Thomas Grillo of the Boston Herald: "Heads up, fans. Cigar-chomping Celtics legend Red Auerbach’s personal memorabilia is going on the block. And a Dallas auctioneer who sold a Lou Gehrig jersey last year for $717,000 said that the combination of Auerbach’s own legendary status and the team’s recent revival should make next month’s online auctions a slam dunk. 'Red Auerbach is iconic, and items directly from the family will generate quite a bit of interest,' said Chris Ivy, sports auctions director at Heritage Auctions in Texas. ... Starting next month, SCP Auctions will put basketball memorabilia of Hall of Fame coach Arnold 'Red' Auerbach on the block in three Internet auctions. Items include Auerbach’s 1968 Basketball Hall of Fame induction ring; his Boston Celtics championship rings from 1962, 1974, 1976 and 1981; his first contract to coach the Celtics signed by Auerbach and team owner Walter Brown in 1950; his 1957 Celtics satin warm-up jacket; and his 1,000th career win trophy presented to him on Feb. 13, 1966 at Boston Garden and several humidors from the cigar-loving coach’s collection. SCP expects to raise at least $500,000 for Auerbach’s family from a three-part online sale of about 500 mementos from the team’s longtime coach and top executive."

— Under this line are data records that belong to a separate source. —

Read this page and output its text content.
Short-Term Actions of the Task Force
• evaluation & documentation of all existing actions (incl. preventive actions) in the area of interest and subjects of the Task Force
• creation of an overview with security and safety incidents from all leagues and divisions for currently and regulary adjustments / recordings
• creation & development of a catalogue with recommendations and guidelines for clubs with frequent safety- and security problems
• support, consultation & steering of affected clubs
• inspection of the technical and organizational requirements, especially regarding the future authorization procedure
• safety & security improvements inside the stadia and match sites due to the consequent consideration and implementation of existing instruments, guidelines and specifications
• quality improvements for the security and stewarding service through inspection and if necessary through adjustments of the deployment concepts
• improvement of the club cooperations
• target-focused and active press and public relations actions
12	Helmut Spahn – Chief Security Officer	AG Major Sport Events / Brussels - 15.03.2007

John Reid of The Times-Picayune: "Gov. Bobby Jindal said Monday the state of Louisiana expects to make a payment of just more than $7 million to the Hornets because the franchise isn’t projected to meet the benchmark revenue requirement in its lease agreement with the state. Jindal said the money is fully funded in the LSED budget. ... In January, the Hornets surpassed the attendance benchmark average of 14,735, a requirement in their lease agreement with the state. But there also is a revenue benchmark included in the team’s amended lease agreement that stipulates the state will have to pay the Hornets’ inducements not exceeding $7.5 million at the end of this season if the team doesn’t gross at least $43.6 million, which is 80 percent of their gross revenue for all potential ticket sales."